Conway died on Wednesday at his home in Garmston, Shropshire, after making a decision to remove his ventilator with the support of his family and a local hospice, the campaign organisation Dignity in Dying said.
In a statement released after his death, Conway said he had had “no alternative to ending my life without pain and suffering and without compromising others”.
His statement said: “When you read this I will be dead … because I have made a conscious and deliberate effort to end my own life. I suffer from MND and was diagnosed over six years ago knowing that at some stage I would reach a point when my muscles would have deteriorated to such an extent that I could not function effectively.
“Over the past two months it has become increasingly evident to me that the balance of fulfilment in life, or if you like, my quality of life, has dipped into the negative … My voice has depleted to the extent that many people cannot now tell what I say and my eyesight recently deteriorated.
“I’m already a paraplegic and I cannot use my hands or fingers but I am aware that my neck muscles are weakening as are my mouth and speech muscles. I recognise that the time has come to take the decision now to do something about this.”
It was “perfectly legitimate to remove a ventilator from someone like me”, he said.
“This is not something I would have chosen but I feel that I have no alternative to ending my life without pain and suffering and without compromising others. However, my heart goes out to all those people who are terminally ill with cancers and other horrible diseases which make their lives execrable because they can’t find any release from their terrible suffering.
“I have spent the last several years campaigning to have the law changed. The topic has been aired nationally and is much more prominent now than it ever was … It can only be a question of time before assisted dying will be approved in the UK.”
Conway launched a legal challenge for the right to die in 2018, claiming that the 1961 Suicide Act condemned him to an undignified and terrifying death.

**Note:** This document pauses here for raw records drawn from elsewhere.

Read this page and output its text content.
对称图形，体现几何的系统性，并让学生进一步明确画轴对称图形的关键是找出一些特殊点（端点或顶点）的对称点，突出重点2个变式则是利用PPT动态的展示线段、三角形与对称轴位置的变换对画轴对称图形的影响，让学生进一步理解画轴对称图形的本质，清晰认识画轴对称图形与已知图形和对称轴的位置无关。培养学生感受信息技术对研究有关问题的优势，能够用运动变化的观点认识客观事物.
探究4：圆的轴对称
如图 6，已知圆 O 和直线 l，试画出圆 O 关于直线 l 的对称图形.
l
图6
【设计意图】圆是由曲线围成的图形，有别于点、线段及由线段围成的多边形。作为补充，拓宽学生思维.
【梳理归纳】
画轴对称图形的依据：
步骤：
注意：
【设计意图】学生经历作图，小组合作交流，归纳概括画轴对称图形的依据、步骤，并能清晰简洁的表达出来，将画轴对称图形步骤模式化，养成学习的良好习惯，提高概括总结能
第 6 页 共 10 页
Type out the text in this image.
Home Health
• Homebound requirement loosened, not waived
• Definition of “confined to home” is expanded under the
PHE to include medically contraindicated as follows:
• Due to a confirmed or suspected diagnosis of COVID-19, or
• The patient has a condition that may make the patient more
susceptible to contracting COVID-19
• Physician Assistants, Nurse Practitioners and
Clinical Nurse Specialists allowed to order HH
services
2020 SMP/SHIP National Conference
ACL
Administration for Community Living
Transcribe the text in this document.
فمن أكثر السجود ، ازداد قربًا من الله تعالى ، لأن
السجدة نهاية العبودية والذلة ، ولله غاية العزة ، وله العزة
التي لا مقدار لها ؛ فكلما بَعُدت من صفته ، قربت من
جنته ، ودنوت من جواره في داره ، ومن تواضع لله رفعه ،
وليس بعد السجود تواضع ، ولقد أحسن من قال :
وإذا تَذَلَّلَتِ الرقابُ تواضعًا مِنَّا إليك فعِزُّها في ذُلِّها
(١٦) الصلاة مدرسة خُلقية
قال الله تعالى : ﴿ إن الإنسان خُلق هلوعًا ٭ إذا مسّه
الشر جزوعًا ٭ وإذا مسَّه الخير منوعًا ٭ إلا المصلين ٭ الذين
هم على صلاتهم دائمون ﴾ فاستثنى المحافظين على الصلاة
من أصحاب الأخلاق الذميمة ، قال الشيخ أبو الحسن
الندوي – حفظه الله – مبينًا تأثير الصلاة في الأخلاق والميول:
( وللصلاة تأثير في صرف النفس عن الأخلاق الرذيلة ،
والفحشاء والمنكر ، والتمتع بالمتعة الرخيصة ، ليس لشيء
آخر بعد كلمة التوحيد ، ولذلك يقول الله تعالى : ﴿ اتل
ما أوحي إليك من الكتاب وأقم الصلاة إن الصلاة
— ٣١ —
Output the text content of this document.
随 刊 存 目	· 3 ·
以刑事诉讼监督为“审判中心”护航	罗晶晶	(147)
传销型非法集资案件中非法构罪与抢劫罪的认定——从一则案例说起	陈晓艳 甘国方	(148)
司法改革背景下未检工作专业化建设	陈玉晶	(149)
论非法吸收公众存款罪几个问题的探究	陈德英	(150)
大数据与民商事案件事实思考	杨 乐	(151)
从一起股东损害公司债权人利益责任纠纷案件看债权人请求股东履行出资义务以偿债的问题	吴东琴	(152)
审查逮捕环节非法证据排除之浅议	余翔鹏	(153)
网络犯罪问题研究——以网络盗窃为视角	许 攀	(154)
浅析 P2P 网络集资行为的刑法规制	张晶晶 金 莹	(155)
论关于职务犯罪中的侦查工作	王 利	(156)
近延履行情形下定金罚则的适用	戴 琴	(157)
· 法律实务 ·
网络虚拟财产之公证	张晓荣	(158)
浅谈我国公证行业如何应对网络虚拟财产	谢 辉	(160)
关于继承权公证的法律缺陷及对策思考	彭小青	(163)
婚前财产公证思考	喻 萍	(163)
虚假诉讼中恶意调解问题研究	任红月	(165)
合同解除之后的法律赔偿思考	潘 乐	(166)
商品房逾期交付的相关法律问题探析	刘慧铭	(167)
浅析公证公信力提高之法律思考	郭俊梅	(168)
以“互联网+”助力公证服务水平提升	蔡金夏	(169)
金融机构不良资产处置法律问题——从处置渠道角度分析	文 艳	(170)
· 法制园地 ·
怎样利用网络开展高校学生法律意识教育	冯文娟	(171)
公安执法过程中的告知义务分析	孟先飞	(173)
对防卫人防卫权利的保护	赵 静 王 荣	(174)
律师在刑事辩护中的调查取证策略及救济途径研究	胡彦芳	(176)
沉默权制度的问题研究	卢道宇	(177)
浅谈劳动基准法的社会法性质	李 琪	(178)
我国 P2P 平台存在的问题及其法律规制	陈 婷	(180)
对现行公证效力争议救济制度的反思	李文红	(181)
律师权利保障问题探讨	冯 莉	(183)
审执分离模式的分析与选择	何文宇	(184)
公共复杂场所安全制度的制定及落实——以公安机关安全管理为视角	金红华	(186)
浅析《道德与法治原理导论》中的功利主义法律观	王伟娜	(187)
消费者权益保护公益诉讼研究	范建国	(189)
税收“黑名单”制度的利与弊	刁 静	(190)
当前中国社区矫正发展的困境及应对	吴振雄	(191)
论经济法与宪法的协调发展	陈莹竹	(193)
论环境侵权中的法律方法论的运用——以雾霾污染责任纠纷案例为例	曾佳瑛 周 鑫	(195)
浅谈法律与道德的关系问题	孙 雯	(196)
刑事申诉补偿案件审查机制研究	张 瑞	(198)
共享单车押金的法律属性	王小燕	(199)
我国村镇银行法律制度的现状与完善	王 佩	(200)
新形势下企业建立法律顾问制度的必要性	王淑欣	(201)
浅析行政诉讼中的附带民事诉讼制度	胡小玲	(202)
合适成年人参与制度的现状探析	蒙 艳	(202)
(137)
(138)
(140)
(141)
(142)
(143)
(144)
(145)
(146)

Assisted suicide is prohibited under the act, and voluntary euthanasia is considered murder under UK law.
He took his campaign to the supreme court, but lost the appeal.
His wife, Carol, said on Friday that her husband had a painless and dignified death. “Noel was in control, which was so important. However, the uncertainty over how long this would take for Noel and what he might experience presented us all with considerable anxiety,” she said.
Sarah Wootton, the chief executive of Dignity in Dying, said: “Noel fought in the courts, lobbied parliamentarians and spoke powerfully to the media about his suffering under the UK’s blanket ban on assisted dying, all the while knowing any change would most likely come too late for him.”